Projects get started and not finished. The inspiration gets lost. It doesn't turn out right. Other things come up. What should one do? If the project is simple like dyeing thread and the colour is not just right it is easy to over dye. But weaving something can take ages. And ages. You could waste weeks weaving away at something that will never be worth it. This goes for cutting stencils. The touch can be wrong. Do you keep on cutting away or just scrap it?

 No. No. No. It isn't working. It could be much better.
A clumsy warp. A stencil that lacks something. It is better to try to salvage the thread or use part of a stencil. I can be ruthless if it seems like it will become a time waster. Out it goes.

I've had this warp on my back strap loom over....four years. There were too many other things on the go. A few meters had been woven and it was a rare piece that was coming out exactly as envisioned. But it had been left too long on the loom and had probably atrophied. There was not much to do except cut off the thread and start something new on the loom. A few passes of the shuttle and it was apparent that it wasn't a write-off and the rest of the warp could probably be woven up.  It was originally warped  as an experiment with the color scheme and a thread test.

The inspiration for the weave had come from a January sunset. (The photo reminds me much of the one that Velma has recently posted on her blog.) Madder and tannin and pale indigo sky with dark menacing tree branches warping upwards. It is finally on it's way to being finished. There may be enough for a men's obi or if not there wil be plenty to make various bags for the tea ceremony.

It is great to be weaving again on a back strap loom. Your whole body get's involved in the weave. It weaves up so tightly.


  1. ok, since i've "inspired" you i'll come clean: i have a warp on my big loom (folded up in a niche in the studio) for around 20 years. and yes there is a problem with it. sigh. will i be inspired by you? i will say this: it's not beautiful like your warp.

  2. I think we all have some of those projects hidden away - in closets and in the back of our mind. Perhaps it is part of the creative process, not every piece can be perfect. But it is very comforting/meditative to just weave, plain weave, back and forth, one shuttle. Enjoy. btw- did you get my email?

  3. Hi Jean,
    Back strap weaving is slow....very slow....makes you think carefully about any warp. Not as open to experimenting. Setting up a green silk saki ori to go on next. I found your email in box. I don't check that one very often. I replied. Danke danke

  4. beautiful warp.
    weaving is slow, yes. but what about wasting yarn? esp if it's silk. i hate that so i force myself to finish that warp, even if it doesn't sing or doesn't go anywhere.
    i can waste time, but not materials, go figure.

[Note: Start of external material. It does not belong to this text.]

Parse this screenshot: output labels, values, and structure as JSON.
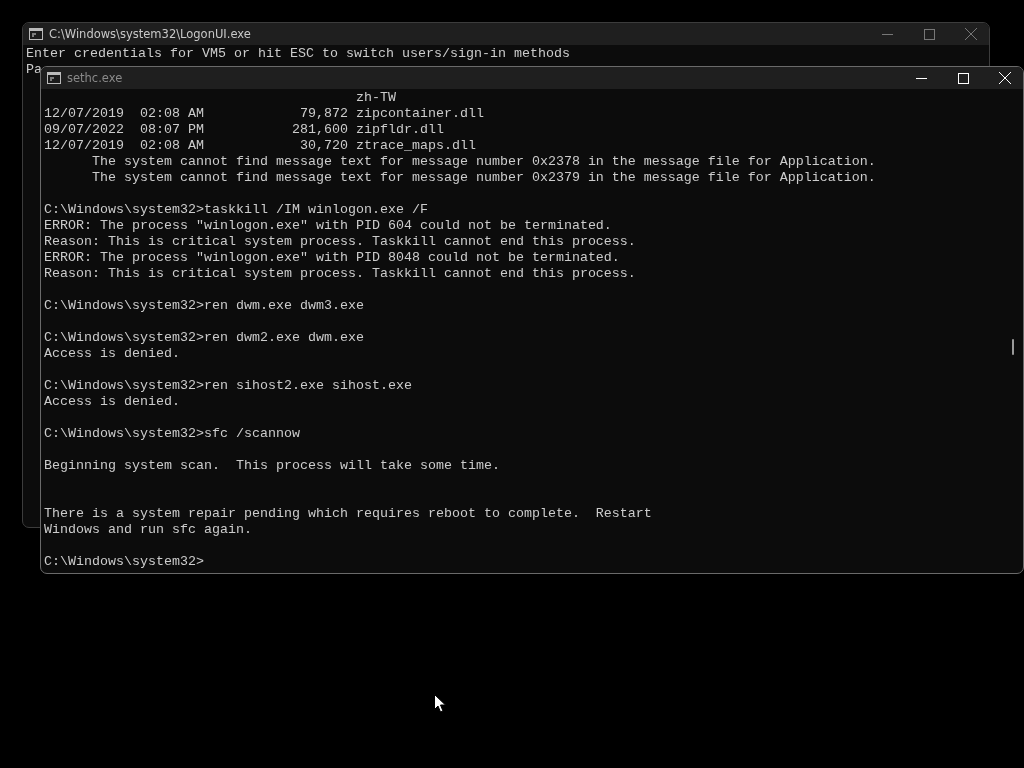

  5. I waste time and occasionally materials. I have meticulously picked apart the stripes of a long warp re-arranged and re-threaded. I made the silk from scratch and couldn't stand to waste it. This particular warp as well. I have used the thread off a splintery warp as kumi himo thread. Wasting materials does make me feel sick. If I do, I get it over with quickly and get it out of sight as soon as possible. The goal is to understand the materials so well as to never make mistakes.

  6. you guys shame, my old warp is just plain "fiskgarn" a very nice cotton for tapestry or rugs. i'm not sure i can cut it off, but i might get it out and just weave up some simple rugs.

  7. Thank you so much for this post. I love seeing those old looms and that branch operating the shaft! The cloth is so lovely. I'm in the process of making a simpler backstrap loom and I was wondering if you have any suggestions for reed materials (since bamboo doesn't grow in the desert).

    1. Hi Kristin,
      I can't imagine what to use. Bamboo itself is quite tricky to remove the oil and steam, press and splice. I have some old reeds. I could send one off to you. Just ask.